Swimming Tutorial



Swimming is an act of using the body for moving in the water without drowning. The remains of existence of swimming was found in the cave painting in the Stone Age and the history of painting exist till the Stone Age period. Swimming became a competitive spot when artificial swimming pools starts constructing in the 19th century. St George’s Baths build in England were the first of its kind and since then the swimming started to become competitive sport in England in 1830s.

Swimming as a competitive spot was aiming to beat your opponent to finish reaching the end point. Swimming is both individual as well as a team spot event. It is one of the popular and important even on various sporting events including Olympic Games.


FINA or Fédération internationale de natation is an organisation recognized by the International Olympic Committee to control all the aquatic sporting events internationally. This is one among few such organisations that is provided with the authority to handle the spot by the International Olympic committee. This organisation is based in Lausanne, Switzerland. They also have the authority to formulate the rules that relate to swimming as a sporting event.
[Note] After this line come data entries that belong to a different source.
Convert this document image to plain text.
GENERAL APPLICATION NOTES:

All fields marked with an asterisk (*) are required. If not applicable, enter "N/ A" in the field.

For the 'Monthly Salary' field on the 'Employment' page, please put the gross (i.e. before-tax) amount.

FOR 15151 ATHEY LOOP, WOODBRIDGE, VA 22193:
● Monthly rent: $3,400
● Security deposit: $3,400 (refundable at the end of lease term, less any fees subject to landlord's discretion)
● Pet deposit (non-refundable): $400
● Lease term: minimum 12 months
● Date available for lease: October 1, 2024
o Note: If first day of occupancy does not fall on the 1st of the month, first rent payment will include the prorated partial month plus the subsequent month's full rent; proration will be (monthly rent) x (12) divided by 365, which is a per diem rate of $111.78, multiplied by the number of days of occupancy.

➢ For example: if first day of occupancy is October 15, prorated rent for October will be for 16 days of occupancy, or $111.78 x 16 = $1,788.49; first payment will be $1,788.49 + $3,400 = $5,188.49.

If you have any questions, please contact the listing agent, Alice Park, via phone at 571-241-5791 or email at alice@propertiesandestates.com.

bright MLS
FINA is a group of 208 countries from across the globe. The Discipline championships they handle are :

  1. Swimming: World Swimming Championships (25m).
  2. Swum in 25-meter length pool (Olympic and World Championships are in a 50m pool).
  3. Masters: World Masters Championships.
  4. Synchronized Swimming: Synchro World Cup.
  5. Open Water: World Open Water Swimming Championships.
  6. Diving: Diving World Series.
  7. Water Polo: Water Polo World Leagues (men’s and women’s).

Participating Countries

As mentioned earlier there are 208 countries that are under FINA which reflects their interest in the event swimming. The regions involved in FINA and the associations handling are:

  1. Africa (52 countries): African Swimming Confederation (CANA)
  2. Americas (44 countries): Swimming Union of the Americas (ASUA)
  3. Asia (44 countries): Asian Swimming Federation (AASF)
  4. Europe (52 countries): European Swimming League (LEN)
  5. Oceania (15 countries): Oceania Swimming Association (OSA)

Playing Environment

For the game environment there are many rules and regulations which is decided and controlled by FINA. The important rules involve the depth of the pool which should be minimum of two meters and the length of the pool can be 25 to 50 meters depending on the requirement and total length of the race.

The Pool for the event is divided into lanes that are labelled from zero and each of these lanes will be having 2.5 meters width. World championship events will be having 10 lanes and other small events will be having 8 lanes. Usually they will be having starting blocks at both the ends. As per the rules of FINA there should be Automatic Officiating Equipment with touch pads for the race in order to record the time.

As time passes there had been many changes for the swimming competitions and this made changes to the surface of the block, raised the block on both the ends etc.